Thursday, September 01, 2016

Communist horrors

At The New Criterion Gary Saul Morson writes,
In 1999, Time magazine proclaimed Einstein the “man of the century”—the person who “for better or worse most influenced the last 100 years”—but Einstein did not remotely affect so many lives as Lenin. Bolsheviks were never very good at material inventions, but they excelled at political technology, inventing an entirely new system we call totalitarian. As they say today, it went viral. There is still no vaccine.

...conservative estimates of executions under Lenin and Stalin—say, twenty million from 1917 to 1953—yield an average of over ten thousand per week.

...Western public opinion has never come to terms with the crimes of Communism. Every school child knows about the Holocaust, Apartheid, and American slavery, as they should. But Pol Pot’s murder of a quarter of Cambodia’s population has not dimmed academic enthusiasm for the Marxism his henchmen studied in Paris. Neither the Chinese Cultural Revolution nor the Great Purges seem to have cast a shadow on the leftists who apologized for them. Quite the contrary, university classes typically blame the Cold War on American “paranoia” about communism and still picture Bolsheviks as idealists in too great a hurry. Being leftwing means never having to say you’re sorry.

Some figures speak for themselves. The volume’s scholars estimate twenty million deaths in the ussr, sixty-five million in China, two million each in Cambodia and North Korea, 1.7 million in Mengistu’s Ethiopia and other African countries, and so on, to a total of about one hundred million. (Eerily, the chief revolutionary in Dostoevsky’s novel The Possessed predicts that the cost of perfect equality will be “a hundred million heads.”) So far as I can tell, these estimates are understatements. For example, the most authoritative study of Stalin’s war against the peasantry in the early 1930s, Robert Conquest’s Harvest of Sorrow, arrives at a figure twice the one in this volume. The difference between the two estimates—the margin of error—equals the number of Jews killed by the Nazis.

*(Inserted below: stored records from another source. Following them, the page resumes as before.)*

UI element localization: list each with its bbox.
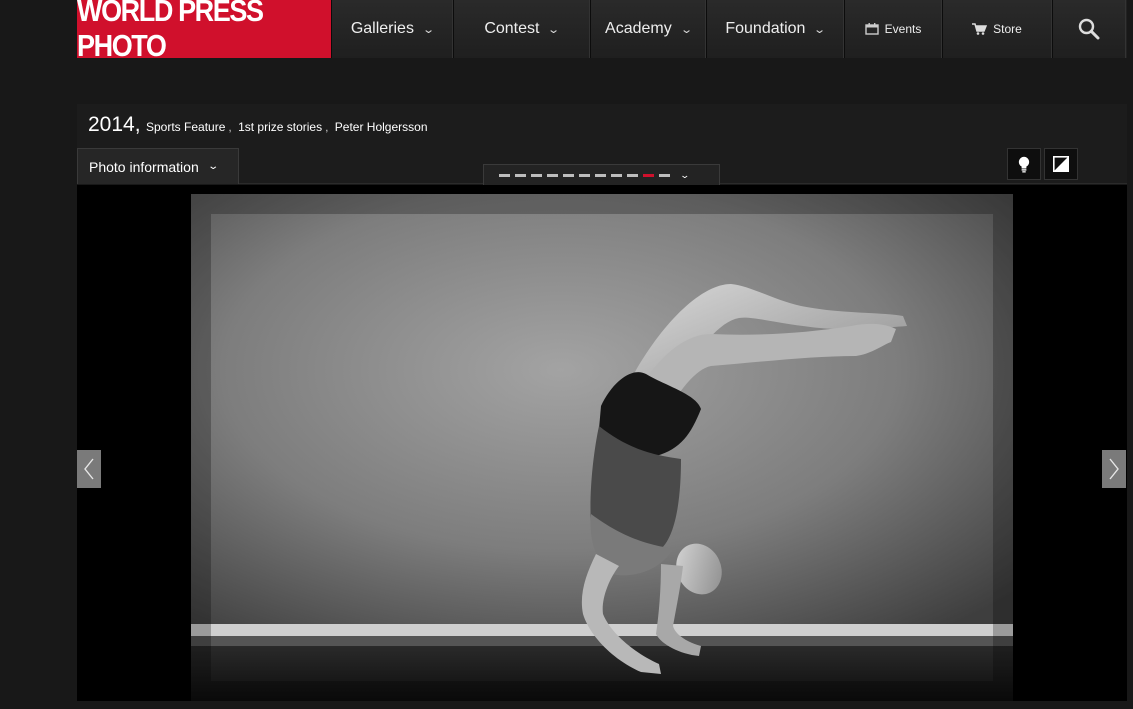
nav-item-label: Galleries [350, 20, 414, 37]
contrast-button[interactable] [1044, 148, 1078, 180]
nav-item-foundation[interactable]: Foundation ⌄ [706, 0, 844, 58]
chevron-down-icon: ⌄ [813, 23, 827, 36]
nav-item-store[interactable]: Store [942, 0, 1052, 58]
pager-dash[interactable] [611, 173, 622, 177]
chevron-down-icon: ⌄ [679, 23, 693, 36]
chevron-right-icon [1109, 458, 1119, 480]
pager-dash[interactable] [499, 173, 510, 177]
pager-dash[interactable] [659, 173, 670, 177]
gallery-photo[interactable] [191, 194, 1013, 701]
chevron-left-icon [84, 458, 94, 480]
main-navigation: WORLD PRESS PHOTO Galleries ⌄ Contest ⌄ … [77, 0, 1127, 63]
nav-item-label: Academy [605, 20, 672, 37]
lightbulb-icon [1018, 156, 1030, 172]
chevron-down-icon[interactable]: ⌄ [679, 170, 690, 181]
photo-information-label: Photo information [89, 158, 199, 175]
breadcrumb-photographer[interactable]: Peter Holgersson [335, 120, 428, 134]
pager-dash[interactable] [563, 173, 574, 177]
site-logo[interactable]: WORLD PRESS PHOTO [77, 0, 331, 63]
nav-item-contest[interactable]: Contest ⌄ [453, 0, 590, 58]
photo-title-bar: 2014, Sports Feature, 1st prize stories,… [77, 104, 1127, 148]
next-photo-button[interactable] [1102, 450, 1126, 488]
story-pager: ⌄ [483, 164, 720, 185]
events-label: Events [884, 22, 922, 36]
nav-item-label: Foundation [725, 20, 806, 37]
search-icon [1078, 18, 1100, 40]
pager-dash[interactable] [579, 173, 590, 177]
photo-year: 2014, [88, 113, 141, 136]
photo-controls: Photo information ⌄ ⌄ [77, 148, 1127, 185]
search-button[interactable] [1052, 0, 1126, 58]
calendar-icon [864, 23, 879, 35]
nav-item-label: Contest [484, 20, 540, 37]
pager-dash[interactable] [531, 173, 542, 177]
pager-dash[interactable] [627, 173, 638, 177]
breadcrumb-award[interactable]: 1st prize stories [238, 120, 322, 134]
nav-item-events[interactable]: Events [844, 0, 942, 58]
breadcrumb-category[interactable]: Sports Feature [146, 120, 225, 134]
pager-dash[interactable] [643, 173, 654, 177]
cart-icon [972, 23, 988, 35]
pager-dash[interactable] [515, 173, 526, 177]
previous-photo-button[interactable] [77, 450, 101, 488]
pager-dash[interactable] [547, 173, 558, 177]
contrast-icon [1053, 156, 1069, 172]
photo-information-button[interactable]: Photo information ⌄ [77, 148, 239, 184]
page: WORLD PRESS PHOTO Galleries ⌄ Contest ⌄ … [0, 0, 1133, 709]
breadcrumb-separator: , [228, 120, 232, 134]
chevron-down-icon: ⌄ [422, 23, 436, 36]
breadcrumb-separator: , [325, 120, 329, 134]
photo-stage [77, 185, 1127, 701]
gymnast-handstand-photo [191, 194, 1013, 701]
store-label: Store [993, 22, 1022, 36]
breadcrumb: Sports Feature, 1st prize stories, Peter… [146, 120, 428, 134]
logo-text: WORLD PRESS PHOTO [77, 0, 264, 63]
chevron-down-icon: ⌄ [547, 23, 561, 36]
lightbulb-button[interactable] [1007, 148, 1041, 180]
chevron-down-icon: ⌄ [207, 161, 219, 172]
pager-dash[interactable] [595, 173, 606, 177]
nav-item-academy[interactable]: Academy ⌄ [590, 0, 706, 58]
nav-item-galleries[interactable]: Galleries ⌄ [331, 0, 453, 58]
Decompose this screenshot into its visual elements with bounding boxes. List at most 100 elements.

By contrast, Nazi deaths are estimated at twenty-five million. Of course numbers aren’t everything, but one might imagine that it would be reasonable to compare the two systems. In intellectual circles, however, such comparisons taint not Communists, but the person who makes them.

Delivering a toast on the twentieth anniversary of the Bolshevik seizure of power, Stalin declared: “We will destroy each and every enemy, even if he was an old Bolshevik; we will destroy all his kin, his family. We will mercilessly destroy anyone who, by his deeds or his thoughts—yes, his thoughts!—threatens the unity of the socialist state. To the complete destruction of all enemies, themselves and their kin!” Even when the tsars imprisoned or executed revolutionaries, they never thought of arresting their spouses, children, grandparents, and cousins as well. And note Stalin’s insistence that not just wrong actions but improper thoughts merit “destruction.” Georgy Arbatov, adviser to five general secretaries of the Soviet Communist Party, observed that “the main code of behavior” was “to be afraid of your own thoughts.”

...For understandable reasons, in Holocaust and Gulag literature, we hear the voices of victims but not of the countless perpetrators. Solzhenitsyn observes that while in stories for children it is understandable to portray evildoers as people who tell themselves “I cannot live unless I do evil!,” in real life “that’s not the way it is! To do evil a human being must first of all believe that what he’s doing is good, or else that it’s a well-considered act in conformity with natural law.”

Today one hears that neuroscientists will soon be able to read thoughts from the outside. What would Stalin have done with such technology? Perhaps my training as a Russian specialist distorts my judgment, but as I contemplate the ideas spreading from the academy through society, I fear, a century after the Russian Revolution, a tyranny greater than Stalin’s.